@@ Comédie. Durée 2h
"Batailles", au Théâtre du Rond-Point, 2 bis avenue Franklin Roosevelt, Paris 8e. M° Franklin D. Roosevelt, station Vélib (8031) 2 rue Jean Mermoz. Tél. 01 44 95 98 21. Jusqu'au 20 avril à 21h. Texte aux éditions Actes Sud-Papiers. Photo © Brigitte Enguerand.
"Quand je pense que j'étais parti sur un fringant navire pour une croisière idyllique en compagnie de mon amour, la baronne von Karpputzoff et que je me retrouve en haillons, faisant le gué sur un radeau pourri gouverné par une brute matérialiste, qui de plus est le sosie de ma bien-aimée, mais finalement c'est peut-être ça la vie..." "Batailles" de Jean-Michel Ribes et Roland Topor.
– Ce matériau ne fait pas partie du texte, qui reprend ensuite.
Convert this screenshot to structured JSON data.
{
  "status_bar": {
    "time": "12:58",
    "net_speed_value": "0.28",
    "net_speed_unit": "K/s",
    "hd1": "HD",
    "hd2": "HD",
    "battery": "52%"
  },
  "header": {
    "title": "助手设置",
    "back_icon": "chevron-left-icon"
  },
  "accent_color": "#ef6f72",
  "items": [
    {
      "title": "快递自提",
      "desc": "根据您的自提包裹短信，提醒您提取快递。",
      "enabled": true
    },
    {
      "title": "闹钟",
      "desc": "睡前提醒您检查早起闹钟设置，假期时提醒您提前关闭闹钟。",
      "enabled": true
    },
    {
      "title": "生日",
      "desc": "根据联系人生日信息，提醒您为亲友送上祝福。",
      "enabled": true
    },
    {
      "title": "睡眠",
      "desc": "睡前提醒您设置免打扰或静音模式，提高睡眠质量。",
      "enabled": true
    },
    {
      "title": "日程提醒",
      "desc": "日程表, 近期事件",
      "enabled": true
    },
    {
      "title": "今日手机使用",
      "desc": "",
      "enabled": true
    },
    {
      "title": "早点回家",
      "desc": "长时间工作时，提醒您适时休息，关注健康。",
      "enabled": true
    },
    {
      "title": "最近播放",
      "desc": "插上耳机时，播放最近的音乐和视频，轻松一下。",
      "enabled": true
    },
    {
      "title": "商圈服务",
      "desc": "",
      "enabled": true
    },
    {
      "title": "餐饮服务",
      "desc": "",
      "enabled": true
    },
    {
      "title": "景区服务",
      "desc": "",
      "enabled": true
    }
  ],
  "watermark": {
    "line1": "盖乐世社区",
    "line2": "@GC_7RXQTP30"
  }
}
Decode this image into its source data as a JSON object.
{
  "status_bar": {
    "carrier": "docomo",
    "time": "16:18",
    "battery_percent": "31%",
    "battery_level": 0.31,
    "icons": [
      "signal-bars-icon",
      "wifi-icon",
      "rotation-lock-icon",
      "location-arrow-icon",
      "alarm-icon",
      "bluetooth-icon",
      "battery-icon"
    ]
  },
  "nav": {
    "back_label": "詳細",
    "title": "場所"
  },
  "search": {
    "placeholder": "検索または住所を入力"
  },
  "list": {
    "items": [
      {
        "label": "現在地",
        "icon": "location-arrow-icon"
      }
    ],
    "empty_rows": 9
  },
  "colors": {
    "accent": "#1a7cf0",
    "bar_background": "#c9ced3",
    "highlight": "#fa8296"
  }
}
La bataille semble déjà terminée. Un radeau qui tangue sur une mer agitée, deux rescapés "médusés", quelques objets sauvés des flots... Mais pourtant, ça ne fait que commencer. Et quelle(s) bataille(s) ! Dans une première joute livrée en haute mer, Pierre Arditi et François Berléand nous livrent un duo hilarant de haut vol. Savoureux en aristo précieux et décalé de première classe, Pierre Arditi trouve en François Berléand, barman du salon des deuxièmes classes et surtout compagnon d'infortune sur la frêle embarcation, un adversaire coriace qui ne partage pas avec lui le goût de la prose, surtout lorsqu'il s'agit de rédiger un message de SOS. Ces deux vieux loups de mer des planches s'en donnent à coeur joie, et nous mènent en bateau sans problème. Surtout lorsque le texte est signé de deux autres capitaines au long cours, Jean-Michel Ribes et de son défunt complice Roland Topor, la mise en scène dirigée par le même Jean-Michel Ribes, et les décors magnifiques assurés par Jean-Marc Stehlé. On ne risque pas d'oublier sa statue kitsch et bucolique de nymphette alerte, transformable en bar !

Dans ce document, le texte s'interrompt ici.